Como los abuelos, muchos argentinos ya incorporaron estos productos a su heladera casi como un nuevo “alimento básico”. Según una encuesta de TNS Argentina sobre más de 1.000 entrevistados, el 33% los consumió en el último mes. Esta tendencia se da más en jóvenes de nivel socioeconómico alto, y entre los porteños. ¿Lo que más comen? Hamburguesas, contestó el 60% de los encuestados, y le sigue el pollo, con un 20%.
Hoy los congelados son alimentos que están alineados a las tendencias de los consumidores actuales: personas con poco tiempo que buscan soluciones al alcance de la mano. En los últimos años cinco años, el consumo subió a una tasa promedio del 8% anual. En general son mujeres y hombres que trabajan, de nivel socioeconómico medio-alto, que valoran mucho su tiempo y no quieren perderlo en la cocina, por eso eligen productos que les permitan aprovechar el tiempo y comer algo nutritivo en pocos minutos.
Los nutricionistas concuerdan que los productos congelados son una opción conveniente para la vida agitada de estos tiempos. Resuelven una comida rápida comiendo en casa. Actualmente estamos viviendo en la generación del freezer. La practicidad es la principal razón del consumo (64%), y otros motivos, que estos alimentos se conservan mejor y durante más tiempo.
La compra de estos productos aumenta a medida que baja la edad, lo que demuestra un cambio de hábitos de consumo. El 46% de los jóvenes de entre 18 y 24 años declara consumirlos, mientras que lo hace el 16% de los mayores de 65. Son también más elegidos entre los niveles socioeconómicos más altos: 57% del sector ABC1 versus el 25% de los sectores más bajos. Y en Capital hay mayor demanda: el 59% son porteños y el 29% residentes del interior.

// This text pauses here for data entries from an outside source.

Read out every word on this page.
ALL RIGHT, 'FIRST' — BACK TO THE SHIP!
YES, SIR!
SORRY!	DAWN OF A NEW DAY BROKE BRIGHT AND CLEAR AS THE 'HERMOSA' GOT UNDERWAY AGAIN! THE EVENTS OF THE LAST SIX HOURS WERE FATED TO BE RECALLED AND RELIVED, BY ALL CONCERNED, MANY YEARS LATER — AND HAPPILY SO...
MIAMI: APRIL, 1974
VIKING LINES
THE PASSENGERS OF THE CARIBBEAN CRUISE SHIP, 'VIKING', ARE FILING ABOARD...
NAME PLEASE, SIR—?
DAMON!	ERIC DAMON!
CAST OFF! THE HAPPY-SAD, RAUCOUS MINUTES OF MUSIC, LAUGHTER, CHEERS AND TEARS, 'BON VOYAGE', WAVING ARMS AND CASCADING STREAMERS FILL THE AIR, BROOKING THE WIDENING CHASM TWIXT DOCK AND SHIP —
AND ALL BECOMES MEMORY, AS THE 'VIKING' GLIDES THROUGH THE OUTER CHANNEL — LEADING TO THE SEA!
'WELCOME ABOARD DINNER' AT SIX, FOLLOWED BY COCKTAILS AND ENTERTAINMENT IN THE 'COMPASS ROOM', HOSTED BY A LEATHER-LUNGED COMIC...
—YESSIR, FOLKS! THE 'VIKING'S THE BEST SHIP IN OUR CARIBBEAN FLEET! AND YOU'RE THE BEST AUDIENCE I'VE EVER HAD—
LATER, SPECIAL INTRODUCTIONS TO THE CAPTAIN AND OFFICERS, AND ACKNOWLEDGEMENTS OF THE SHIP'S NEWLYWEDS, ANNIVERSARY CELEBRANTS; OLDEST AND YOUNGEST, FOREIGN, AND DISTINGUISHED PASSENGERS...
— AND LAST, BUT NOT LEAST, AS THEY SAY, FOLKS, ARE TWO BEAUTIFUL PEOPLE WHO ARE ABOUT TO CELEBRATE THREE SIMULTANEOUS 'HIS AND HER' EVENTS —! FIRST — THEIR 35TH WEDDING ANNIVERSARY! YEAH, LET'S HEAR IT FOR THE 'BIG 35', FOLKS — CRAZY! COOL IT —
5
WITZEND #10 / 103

Los alimentos congelados también fueron incorporados en recetas más elaboradas. Así, la espinaca, las arvejas o el choclo tienen un gusto diferente a los mismos enlatados, ya que tienen más frescura. Las verduras están en tercer lugar entre las preferencias: las come el 12%. El ranking lo completan las patitas (10%), pastas (7%), productos de soja (6%) y pizzas (5%).
Sin descuidar la ingesta variada de alimentos, este tipo de productos pueden completar una nutrición equilibrada para todas las edades. Y además, brinda rapidez y nos deja tiempo para hacer otras cosas que nos gusten.
Entonces, buscamos en el freezer, abrimos la bolsa, un poco de agua hirviendo y…¡a comer!